Operating system utilities such as vmstat, mpstat, and iostat are particularly helpful in determining whether or not a problem is caused by resource contention. Run such tools for enough time to observe the problem, and then review the logged output immediately before and after. Also look for CPU, I/O, swap, and network use. You may also want to record these continuously, for analysis of long-term system performance and transient faults.

If possible, collect system statistics no less frequently than 10s intervals, and cover every major subsystem. The UNIX standard SAR monitor also collects a useful data; and other tools may offer higher resolution or better analysis support.
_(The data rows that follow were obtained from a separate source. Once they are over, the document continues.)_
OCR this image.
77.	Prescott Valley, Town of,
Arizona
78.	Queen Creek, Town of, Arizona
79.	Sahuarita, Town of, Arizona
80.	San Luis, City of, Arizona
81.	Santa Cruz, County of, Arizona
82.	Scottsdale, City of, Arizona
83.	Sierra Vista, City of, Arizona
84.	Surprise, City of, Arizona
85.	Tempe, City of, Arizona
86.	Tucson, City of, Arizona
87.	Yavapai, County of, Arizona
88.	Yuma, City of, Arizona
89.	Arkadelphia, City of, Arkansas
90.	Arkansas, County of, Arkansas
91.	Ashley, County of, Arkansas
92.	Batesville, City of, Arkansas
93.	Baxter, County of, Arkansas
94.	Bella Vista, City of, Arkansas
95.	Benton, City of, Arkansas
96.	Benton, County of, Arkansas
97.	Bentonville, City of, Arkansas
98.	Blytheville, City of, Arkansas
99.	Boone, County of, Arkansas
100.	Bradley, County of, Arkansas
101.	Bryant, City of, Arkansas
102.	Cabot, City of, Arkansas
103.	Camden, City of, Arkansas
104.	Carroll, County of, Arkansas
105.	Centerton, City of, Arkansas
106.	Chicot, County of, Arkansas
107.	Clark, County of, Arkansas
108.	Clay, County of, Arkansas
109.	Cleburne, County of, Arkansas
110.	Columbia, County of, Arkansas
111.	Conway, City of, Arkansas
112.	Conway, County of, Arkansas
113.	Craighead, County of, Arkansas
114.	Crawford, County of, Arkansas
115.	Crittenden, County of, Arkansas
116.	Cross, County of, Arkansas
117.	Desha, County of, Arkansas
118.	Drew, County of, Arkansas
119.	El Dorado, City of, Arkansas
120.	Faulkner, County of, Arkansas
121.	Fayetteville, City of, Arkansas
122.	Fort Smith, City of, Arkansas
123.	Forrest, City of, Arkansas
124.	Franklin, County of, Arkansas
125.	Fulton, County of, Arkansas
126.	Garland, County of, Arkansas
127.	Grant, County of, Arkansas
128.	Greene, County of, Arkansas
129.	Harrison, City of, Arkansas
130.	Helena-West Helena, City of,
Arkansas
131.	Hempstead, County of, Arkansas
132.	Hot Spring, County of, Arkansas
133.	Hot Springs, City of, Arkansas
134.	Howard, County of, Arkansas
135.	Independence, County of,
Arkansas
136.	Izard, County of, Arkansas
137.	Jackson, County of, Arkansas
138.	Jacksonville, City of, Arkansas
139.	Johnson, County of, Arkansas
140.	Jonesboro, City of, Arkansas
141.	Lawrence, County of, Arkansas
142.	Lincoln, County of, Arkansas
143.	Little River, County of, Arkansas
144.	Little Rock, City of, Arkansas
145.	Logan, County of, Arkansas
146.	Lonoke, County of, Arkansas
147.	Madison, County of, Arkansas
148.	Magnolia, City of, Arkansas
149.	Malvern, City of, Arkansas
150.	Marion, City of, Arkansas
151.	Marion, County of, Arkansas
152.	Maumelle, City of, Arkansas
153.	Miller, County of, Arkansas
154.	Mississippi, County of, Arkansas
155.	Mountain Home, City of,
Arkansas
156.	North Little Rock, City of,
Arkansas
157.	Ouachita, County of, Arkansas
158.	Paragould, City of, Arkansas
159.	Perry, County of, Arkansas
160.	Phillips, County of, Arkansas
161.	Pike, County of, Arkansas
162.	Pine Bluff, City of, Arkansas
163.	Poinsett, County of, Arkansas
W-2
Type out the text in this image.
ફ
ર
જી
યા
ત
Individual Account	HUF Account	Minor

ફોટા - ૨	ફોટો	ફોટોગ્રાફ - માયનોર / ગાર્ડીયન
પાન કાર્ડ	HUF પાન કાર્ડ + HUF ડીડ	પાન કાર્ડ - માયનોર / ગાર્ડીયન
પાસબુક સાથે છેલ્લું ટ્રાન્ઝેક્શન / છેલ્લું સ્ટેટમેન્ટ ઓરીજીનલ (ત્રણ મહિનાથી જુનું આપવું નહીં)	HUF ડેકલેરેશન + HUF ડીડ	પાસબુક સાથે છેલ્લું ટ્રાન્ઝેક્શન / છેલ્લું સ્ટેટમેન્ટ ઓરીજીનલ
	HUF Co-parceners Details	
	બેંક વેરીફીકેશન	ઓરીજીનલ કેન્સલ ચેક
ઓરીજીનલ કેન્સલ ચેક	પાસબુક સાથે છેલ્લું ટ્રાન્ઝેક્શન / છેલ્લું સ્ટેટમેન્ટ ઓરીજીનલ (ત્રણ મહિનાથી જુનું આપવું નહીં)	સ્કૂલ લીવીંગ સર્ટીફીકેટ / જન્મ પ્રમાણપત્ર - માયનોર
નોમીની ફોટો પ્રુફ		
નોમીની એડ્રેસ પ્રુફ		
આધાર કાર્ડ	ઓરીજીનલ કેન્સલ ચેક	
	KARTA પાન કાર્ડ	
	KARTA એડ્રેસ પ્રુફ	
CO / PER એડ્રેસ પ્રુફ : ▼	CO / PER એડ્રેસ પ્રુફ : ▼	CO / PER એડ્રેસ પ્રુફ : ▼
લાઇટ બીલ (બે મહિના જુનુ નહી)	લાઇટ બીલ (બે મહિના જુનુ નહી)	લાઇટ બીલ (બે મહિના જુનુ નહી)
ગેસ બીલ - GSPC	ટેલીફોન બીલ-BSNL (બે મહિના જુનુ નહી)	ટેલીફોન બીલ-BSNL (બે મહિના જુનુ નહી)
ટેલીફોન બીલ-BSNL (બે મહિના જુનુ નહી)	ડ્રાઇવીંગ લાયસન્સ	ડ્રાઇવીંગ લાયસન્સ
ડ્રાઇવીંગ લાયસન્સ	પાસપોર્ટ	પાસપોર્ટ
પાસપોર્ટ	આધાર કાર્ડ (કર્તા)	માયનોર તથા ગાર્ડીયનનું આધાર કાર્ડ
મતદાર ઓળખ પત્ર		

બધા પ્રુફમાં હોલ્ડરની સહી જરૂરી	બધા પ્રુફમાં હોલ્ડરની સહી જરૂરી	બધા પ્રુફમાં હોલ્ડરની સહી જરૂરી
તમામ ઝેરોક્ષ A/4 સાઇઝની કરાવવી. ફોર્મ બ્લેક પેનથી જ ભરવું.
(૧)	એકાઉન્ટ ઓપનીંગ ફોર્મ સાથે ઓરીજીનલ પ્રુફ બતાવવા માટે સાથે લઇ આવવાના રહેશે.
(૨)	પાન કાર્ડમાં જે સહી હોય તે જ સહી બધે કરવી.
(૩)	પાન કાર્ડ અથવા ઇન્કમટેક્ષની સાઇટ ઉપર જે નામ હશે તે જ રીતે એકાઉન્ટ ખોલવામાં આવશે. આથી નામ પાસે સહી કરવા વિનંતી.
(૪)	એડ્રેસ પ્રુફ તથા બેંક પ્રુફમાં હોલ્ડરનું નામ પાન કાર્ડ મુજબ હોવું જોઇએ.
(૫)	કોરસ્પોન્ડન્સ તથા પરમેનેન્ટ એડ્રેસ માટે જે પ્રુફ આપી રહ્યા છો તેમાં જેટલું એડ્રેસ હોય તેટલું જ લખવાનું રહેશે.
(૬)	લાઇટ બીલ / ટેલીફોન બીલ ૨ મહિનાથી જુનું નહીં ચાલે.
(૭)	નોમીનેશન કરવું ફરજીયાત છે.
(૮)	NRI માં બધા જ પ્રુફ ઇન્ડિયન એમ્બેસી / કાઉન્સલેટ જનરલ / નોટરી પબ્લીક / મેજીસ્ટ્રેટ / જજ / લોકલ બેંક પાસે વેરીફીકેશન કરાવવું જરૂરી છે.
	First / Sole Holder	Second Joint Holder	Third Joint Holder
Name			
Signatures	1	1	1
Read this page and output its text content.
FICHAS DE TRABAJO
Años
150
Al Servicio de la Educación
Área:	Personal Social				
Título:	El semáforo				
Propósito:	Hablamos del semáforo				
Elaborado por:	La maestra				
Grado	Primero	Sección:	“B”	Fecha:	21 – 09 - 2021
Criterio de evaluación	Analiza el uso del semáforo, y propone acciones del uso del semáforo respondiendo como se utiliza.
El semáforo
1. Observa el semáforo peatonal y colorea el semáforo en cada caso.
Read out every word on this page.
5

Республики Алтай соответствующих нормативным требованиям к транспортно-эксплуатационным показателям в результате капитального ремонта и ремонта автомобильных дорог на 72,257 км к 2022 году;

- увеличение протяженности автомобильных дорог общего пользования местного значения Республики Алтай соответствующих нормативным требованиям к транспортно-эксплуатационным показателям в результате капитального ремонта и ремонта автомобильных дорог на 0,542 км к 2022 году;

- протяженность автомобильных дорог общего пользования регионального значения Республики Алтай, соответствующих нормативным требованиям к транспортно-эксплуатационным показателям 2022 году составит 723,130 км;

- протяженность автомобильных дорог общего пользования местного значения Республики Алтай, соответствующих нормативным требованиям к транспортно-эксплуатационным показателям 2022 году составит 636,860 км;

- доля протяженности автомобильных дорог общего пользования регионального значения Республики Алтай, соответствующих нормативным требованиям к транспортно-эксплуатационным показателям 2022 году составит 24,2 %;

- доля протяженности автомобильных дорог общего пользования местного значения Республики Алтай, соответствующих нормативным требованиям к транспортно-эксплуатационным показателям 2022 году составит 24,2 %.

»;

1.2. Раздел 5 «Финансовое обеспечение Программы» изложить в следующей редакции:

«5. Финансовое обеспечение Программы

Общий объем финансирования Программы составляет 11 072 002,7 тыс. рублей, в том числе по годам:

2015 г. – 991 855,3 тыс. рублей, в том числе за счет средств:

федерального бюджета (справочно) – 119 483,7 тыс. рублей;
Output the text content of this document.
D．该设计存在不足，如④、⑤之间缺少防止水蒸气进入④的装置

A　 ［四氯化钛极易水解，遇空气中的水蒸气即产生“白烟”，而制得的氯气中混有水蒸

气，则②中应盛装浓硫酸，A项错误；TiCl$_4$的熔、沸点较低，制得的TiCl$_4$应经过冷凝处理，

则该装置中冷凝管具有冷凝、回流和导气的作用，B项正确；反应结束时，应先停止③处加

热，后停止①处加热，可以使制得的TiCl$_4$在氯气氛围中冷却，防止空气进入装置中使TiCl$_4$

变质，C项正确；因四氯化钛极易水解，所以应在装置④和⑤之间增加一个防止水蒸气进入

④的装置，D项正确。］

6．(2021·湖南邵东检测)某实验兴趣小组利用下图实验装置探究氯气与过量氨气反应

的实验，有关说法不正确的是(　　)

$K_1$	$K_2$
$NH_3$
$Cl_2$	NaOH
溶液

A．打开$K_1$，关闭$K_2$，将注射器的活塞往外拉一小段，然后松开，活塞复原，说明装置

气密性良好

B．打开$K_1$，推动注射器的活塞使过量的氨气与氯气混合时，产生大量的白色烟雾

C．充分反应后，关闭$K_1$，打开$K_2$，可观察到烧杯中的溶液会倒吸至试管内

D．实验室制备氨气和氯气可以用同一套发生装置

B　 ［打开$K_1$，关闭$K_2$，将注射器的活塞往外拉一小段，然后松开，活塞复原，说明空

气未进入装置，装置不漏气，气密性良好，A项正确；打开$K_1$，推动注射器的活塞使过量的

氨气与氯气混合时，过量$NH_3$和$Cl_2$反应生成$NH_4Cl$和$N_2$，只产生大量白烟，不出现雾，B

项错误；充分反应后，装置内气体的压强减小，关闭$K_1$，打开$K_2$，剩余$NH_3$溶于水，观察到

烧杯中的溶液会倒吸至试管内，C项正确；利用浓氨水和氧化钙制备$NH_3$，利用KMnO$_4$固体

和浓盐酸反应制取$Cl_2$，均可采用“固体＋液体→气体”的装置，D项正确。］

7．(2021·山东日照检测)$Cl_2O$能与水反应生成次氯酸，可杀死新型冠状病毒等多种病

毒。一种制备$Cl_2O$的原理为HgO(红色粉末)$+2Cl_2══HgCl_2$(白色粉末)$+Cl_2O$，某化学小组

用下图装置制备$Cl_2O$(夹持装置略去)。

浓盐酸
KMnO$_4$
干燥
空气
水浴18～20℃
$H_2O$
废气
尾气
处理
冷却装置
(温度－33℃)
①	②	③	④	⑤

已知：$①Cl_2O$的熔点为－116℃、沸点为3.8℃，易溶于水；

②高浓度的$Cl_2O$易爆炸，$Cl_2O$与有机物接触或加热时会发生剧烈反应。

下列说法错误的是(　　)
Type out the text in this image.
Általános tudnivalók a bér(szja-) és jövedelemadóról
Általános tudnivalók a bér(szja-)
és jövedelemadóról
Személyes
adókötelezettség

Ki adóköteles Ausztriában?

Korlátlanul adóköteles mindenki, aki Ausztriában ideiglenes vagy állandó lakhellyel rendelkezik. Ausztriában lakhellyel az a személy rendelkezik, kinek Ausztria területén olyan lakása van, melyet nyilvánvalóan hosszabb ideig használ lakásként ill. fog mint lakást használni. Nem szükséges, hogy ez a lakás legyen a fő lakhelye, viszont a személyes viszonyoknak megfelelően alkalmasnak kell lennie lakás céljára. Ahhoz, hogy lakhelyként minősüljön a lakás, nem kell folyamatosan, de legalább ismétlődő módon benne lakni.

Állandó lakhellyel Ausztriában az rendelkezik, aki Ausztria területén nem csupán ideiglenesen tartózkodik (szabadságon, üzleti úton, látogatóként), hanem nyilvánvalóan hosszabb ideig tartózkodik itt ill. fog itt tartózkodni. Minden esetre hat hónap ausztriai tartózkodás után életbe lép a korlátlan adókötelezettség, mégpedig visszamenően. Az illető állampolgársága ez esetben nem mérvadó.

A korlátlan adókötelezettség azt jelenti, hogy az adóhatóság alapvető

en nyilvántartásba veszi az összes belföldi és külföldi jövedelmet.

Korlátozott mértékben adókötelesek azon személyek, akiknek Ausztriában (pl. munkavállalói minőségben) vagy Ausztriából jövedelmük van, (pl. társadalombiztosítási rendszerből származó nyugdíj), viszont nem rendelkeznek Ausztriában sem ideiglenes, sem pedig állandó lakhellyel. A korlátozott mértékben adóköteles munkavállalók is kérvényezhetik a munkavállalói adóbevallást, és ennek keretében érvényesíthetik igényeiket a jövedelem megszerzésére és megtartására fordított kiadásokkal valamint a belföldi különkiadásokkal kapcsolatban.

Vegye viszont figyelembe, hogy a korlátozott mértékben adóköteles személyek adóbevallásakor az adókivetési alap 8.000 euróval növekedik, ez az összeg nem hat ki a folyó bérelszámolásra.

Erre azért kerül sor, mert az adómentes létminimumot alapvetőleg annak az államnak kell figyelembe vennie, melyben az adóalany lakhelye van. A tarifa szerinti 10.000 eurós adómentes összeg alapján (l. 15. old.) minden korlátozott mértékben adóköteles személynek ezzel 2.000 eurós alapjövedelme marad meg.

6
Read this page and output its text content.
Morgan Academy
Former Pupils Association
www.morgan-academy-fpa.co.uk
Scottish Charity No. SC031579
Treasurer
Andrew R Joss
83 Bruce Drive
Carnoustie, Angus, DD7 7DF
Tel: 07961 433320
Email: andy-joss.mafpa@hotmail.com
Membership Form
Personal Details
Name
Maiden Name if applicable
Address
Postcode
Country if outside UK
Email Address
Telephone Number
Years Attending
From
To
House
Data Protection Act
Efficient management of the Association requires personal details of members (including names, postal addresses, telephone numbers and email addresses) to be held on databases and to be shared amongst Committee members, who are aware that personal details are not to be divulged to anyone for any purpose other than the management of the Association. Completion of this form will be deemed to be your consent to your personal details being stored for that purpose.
Some of the specific things to look for are listed below:

More than 75% CPU utilisation on the machine

Please ensure that the system is sized such that no more than around 75% of CPU is used by Rhino under peak load with one failed node. If the machine is above this utilisation of CPU, then the machine has been incorrectly sized. If running a virtualised environment, this should be scaled to allow for failure of one physical host.

Other system processes

If other processes running on the same hardware compete for CPU for long enough, the responsiveness of a Rhino node may suffer. In our experience, operating system scheduling frequently does not provide Rhino with enough resources if there is competition for those resources. Rhino should be installed on dedicated hardware with no competing applications. Processes that can be especially demanding of CPU and I/O include databases and other Java servers.

Cron jobs

Cron jobs can cause other system processes to run which may compete for system resources. Cron jobs which are not essential should be disabled. Particular note should be taken of the locate service which will rebuild its database as a daily or weekly task, an I/O intensive procedure.

CPU Use

CPU use of the machine should be monitored to ensure that there is more than about 25% of CPU available at all times, including with one node failed. Ideally data should be collected no less frequently than every 10s, preferably with 1s intervals.

Disk I/O

High levels of disk I/O can result in increased CPU use, and can cause the Rhino JVM process to be scheduled infrequently. This can also cause writes to be scheduled synchronously, which may block threads during critical tasks such as GC. This is particularly likely on highly contended disks such as found in virtualised environments and SAN storage arrays.

Swap use

Swap use is often the cause of disk I/O. Rhino should be installed on a machine with sufficient physical RAM for the workload of the machine.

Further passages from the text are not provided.